Squel, Nelson Sargento, Raphael e Evelyn Bastos |
Samba é memória. O sambista, mesmo que tenha 14 anos, tem saudade do passado, que às vezes nem viveu, e é por isso que o samba nunca morrerá. Pode ser um passado de glórias, um passado de lutas, um passado de amores, um passado fingido no qual ele acredita. O negócio é lembrar e fazer samba.

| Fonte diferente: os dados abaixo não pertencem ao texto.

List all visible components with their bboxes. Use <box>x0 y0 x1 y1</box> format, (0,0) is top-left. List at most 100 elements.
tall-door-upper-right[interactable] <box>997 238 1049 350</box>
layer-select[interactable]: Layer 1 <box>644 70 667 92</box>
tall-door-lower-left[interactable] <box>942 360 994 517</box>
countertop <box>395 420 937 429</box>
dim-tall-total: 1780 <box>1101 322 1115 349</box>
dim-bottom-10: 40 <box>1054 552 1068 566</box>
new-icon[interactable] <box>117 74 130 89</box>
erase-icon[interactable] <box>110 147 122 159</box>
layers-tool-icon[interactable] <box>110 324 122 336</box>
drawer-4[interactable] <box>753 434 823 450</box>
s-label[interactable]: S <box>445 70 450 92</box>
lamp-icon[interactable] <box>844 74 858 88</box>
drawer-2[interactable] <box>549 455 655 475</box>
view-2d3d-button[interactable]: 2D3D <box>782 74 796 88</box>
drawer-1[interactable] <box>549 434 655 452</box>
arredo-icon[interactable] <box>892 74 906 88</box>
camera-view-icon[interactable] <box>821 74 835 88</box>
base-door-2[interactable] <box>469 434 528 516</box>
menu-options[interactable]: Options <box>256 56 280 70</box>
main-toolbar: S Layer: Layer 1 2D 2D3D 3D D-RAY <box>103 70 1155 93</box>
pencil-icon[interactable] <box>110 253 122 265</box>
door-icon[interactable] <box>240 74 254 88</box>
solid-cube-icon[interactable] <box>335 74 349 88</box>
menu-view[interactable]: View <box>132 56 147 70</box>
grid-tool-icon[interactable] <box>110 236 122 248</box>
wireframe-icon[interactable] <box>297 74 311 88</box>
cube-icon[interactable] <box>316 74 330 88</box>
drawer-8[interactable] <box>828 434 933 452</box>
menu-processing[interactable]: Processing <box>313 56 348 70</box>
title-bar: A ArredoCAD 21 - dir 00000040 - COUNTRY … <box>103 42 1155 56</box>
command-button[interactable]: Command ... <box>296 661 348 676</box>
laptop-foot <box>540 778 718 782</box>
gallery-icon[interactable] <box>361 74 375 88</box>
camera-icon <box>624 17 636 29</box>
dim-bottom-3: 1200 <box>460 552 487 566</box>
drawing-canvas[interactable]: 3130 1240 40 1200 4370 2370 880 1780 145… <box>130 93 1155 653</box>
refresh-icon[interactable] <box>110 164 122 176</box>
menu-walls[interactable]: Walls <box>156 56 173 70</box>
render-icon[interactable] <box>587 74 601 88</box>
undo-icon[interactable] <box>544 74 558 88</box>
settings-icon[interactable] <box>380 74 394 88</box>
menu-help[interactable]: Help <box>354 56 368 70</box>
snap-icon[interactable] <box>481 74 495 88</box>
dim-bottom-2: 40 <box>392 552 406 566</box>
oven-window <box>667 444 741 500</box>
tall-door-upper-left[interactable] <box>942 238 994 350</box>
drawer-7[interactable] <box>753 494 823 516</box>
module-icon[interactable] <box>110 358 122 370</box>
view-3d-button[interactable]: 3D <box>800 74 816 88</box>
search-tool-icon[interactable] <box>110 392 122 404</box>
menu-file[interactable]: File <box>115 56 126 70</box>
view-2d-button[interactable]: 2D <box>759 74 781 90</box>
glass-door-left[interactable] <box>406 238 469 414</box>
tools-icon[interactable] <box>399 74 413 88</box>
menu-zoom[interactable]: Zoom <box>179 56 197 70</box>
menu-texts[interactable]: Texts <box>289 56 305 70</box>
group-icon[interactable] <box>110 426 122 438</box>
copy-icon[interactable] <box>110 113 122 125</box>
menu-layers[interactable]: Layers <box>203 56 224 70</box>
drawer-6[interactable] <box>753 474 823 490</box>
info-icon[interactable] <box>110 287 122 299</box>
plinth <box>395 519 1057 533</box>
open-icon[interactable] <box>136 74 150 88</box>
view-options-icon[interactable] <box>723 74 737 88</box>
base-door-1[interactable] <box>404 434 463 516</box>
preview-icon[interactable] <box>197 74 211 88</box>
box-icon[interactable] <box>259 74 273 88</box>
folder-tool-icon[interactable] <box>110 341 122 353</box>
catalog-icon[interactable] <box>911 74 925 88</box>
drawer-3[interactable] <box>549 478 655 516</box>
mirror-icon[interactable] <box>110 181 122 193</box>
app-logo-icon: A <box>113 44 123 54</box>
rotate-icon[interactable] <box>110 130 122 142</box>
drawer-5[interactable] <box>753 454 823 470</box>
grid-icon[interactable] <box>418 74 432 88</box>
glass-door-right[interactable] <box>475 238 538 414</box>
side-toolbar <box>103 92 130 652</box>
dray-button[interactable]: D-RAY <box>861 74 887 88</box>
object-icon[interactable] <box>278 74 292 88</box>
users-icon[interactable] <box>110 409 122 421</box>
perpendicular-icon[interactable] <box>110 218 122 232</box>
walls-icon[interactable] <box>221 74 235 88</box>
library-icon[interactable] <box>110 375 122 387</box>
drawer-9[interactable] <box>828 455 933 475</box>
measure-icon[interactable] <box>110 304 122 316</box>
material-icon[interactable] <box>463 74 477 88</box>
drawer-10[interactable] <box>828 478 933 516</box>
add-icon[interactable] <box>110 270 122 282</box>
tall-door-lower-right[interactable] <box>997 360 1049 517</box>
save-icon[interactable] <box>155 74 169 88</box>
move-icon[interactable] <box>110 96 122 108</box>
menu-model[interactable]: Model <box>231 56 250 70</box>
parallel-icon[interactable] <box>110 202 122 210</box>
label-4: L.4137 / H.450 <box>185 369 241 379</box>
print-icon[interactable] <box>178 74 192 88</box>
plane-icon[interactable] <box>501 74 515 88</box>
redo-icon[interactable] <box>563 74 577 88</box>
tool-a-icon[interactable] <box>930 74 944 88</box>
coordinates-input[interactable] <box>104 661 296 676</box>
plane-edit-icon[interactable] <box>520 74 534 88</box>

A memória de Nelson Sargento, aos 90 anos, é daquelas que se diz: prodigiosa. Recorda que, de tamborim na mão, calça e tênis brancos, camisa azul de jérsei e cartolinha de feltro, descia, moleque franzino, as ladeiras do Morro do Salgueiro, para brincar o Carnaval da Rua Dona Zulmira - território de Nelson por excelência onde corriam soltas as batalhas de confete, em meio às fantasias de colombina, pierrô, arlequim e outras vestes e cores das perdidas ilusões.
Foi aos 11 anos que chegou em Mangueira, para viver com a mãe ao lado do fadista (depois sambista) Alfredo Português, em cujo barraco havia animadas reuniões regadas com carne moqueada e cerveja casco escuro, da qual participavam Cartola, Carlos Cachaça, Nelson Cavaquinho, Geraldo Pereira, Aloísio Dias (com quem aprendeu a tocar violão).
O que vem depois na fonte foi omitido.